En l’espèce, n’arrivant plus à gérer le flux de violences provenant des lycéens, les policiers ont agi comme faisant face à une situation d’urgence. Leur réaction était-elle pourtant proportionnée ?

Le maintien de l’ordre est l’une des missions majeures attribuée à la police. Même en temps de fortes manifestations comme alors, elle doit veiller à ce que celles-ci ne dégénèrent pas, et n’aillent pas au-delà des limites. Une apparence (relative) de paix doit régner pour ne pas créer et installer un sentiment d’insécurité sur le territoire français chez les citoyens d’abord, et au regard du reste du monde ensuite.

L’image des espaces publics doit rester disciplinée, de peur que la qualité de vie des français en pâtisse.

Le désordre apparait alors comme l’ennemi que doit combattre la police. Pour éviter que le pays constate la désorganisation de l’espace face aux lycéens manifestants, les forces de l’ordre ont délibérément choisi de les assujettir par l’emploi de la force.
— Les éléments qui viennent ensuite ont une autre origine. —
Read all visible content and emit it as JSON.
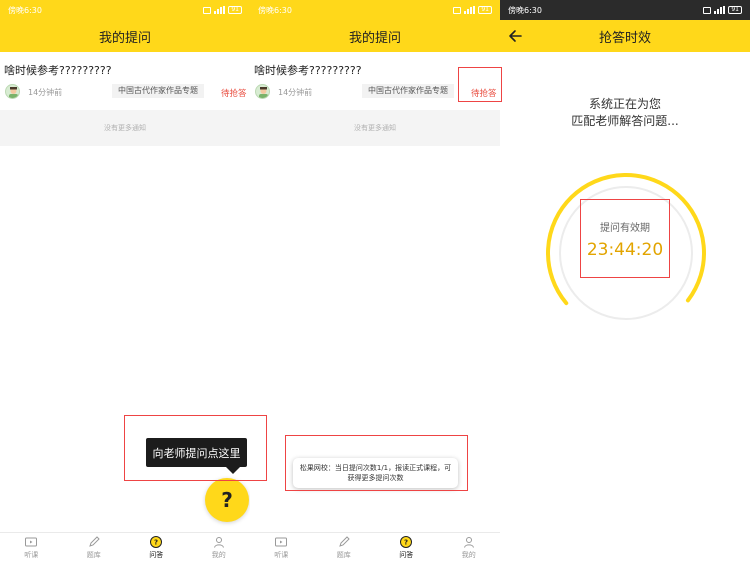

A contrario d’autres réactions politiques, Ségolène Royal, femme politique socialiste, a salué l’opération : « Ça ne leur a pas fait de mal à ces jeunes de savoir ce que c’est le maintien de l’ordre, la police, de se tenir tranquilles. »

Les différents médias, radios, réseaux sociaux, ont joué un rôle crucial dans la diffusion de cet événement. Loin d’un report neutre et objectif de la situation, certains articles titraient « Des images choquantes de l’arrestation » ou encore « Ces images d’arrestations de jeunes à Mantes-la-Jolie scandalisent »[.
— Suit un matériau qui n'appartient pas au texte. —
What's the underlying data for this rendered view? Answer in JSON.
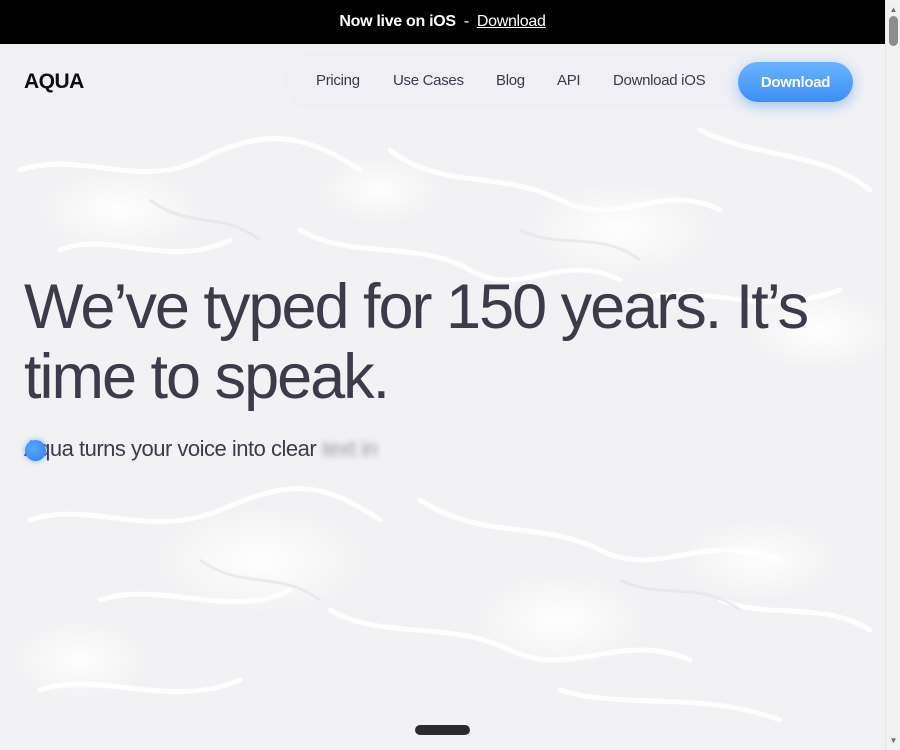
{
  "announcement": {
    "text": "Now live on iOS",
    "separator": "-",
    "link_label": "Download"
  },
  "header": {
    "logo": "AQUA",
    "nav": [
      {
        "label": "Pricing"
      },
      {
        "label": "Use Cases"
      },
      {
        "label": "Blog"
      },
      {
        "label": "API"
      },
      {
        "label": "Download iOS"
      }
    ],
    "cta_label": "Download"
  },
  "hero": {
    "title": "We’ve typed for 150 years. It’s time to speak.",
    "subtitle": "Aqua turns your voice into clear",
    "subtitle_blurred": "text in"
  },
  "colors": {
    "accent": "#3e8ef7",
    "announcement_bg": "#000000",
    "text": "#3b3b4a"
  },
  "icons": {
    "mic": "mic-dot-icon",
    "scroll_up": "chevron-up-icon",
    "scroll_down": "chevron-down-icon"
  }
}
La France a assisté à une utilisation médiatique de la police : loin de lui donner une image de source de pouvoir légitime, les médias ont choisi cette fois de la décrédibiliser en diabolisant ces arrestations, en axant sur leur particulière violence. Le compte twitter de l’Observatoire des violences policières a relayé la vidéo des arrestations lycéennes.

Le Défenseur des droits et l’Inspection Générale de la Police nationale chargés de se prononcer sur le respect de la déontologie policière

Le Défenseur des droits français, ayant fait l’objet de très nombreuses saisines, a annoncé peu après les événements via un communiqué officiel « ouvrir une enquête portant sur les conditions dans lesquelles se sont déroulées des interpellations de lycéens à Mantes-la-Jolie ». Cette autorité indépendante est chargée de veiller au respect de la déontologie des forces de l’ordre et de défendre « l’intérêt supérieur de l’enfant ».

A cette enquête vient s’ajouter celle de la Police des polices, l’Inspection générale de la Police nationale (IGPN), mandatée par le Parquet de Nanterre. Celle-ci a notamment pour mission de mener des enquêtes judiciaires et administratives sur les fonctionnaires de police en cas de suspicion de manquement aux lois, règlements et code de déontologie de la police nationale.

Seules ces deux instances pourront apprécier le potentiel abus de pouvoir dont auraient fait preuve les forces policières.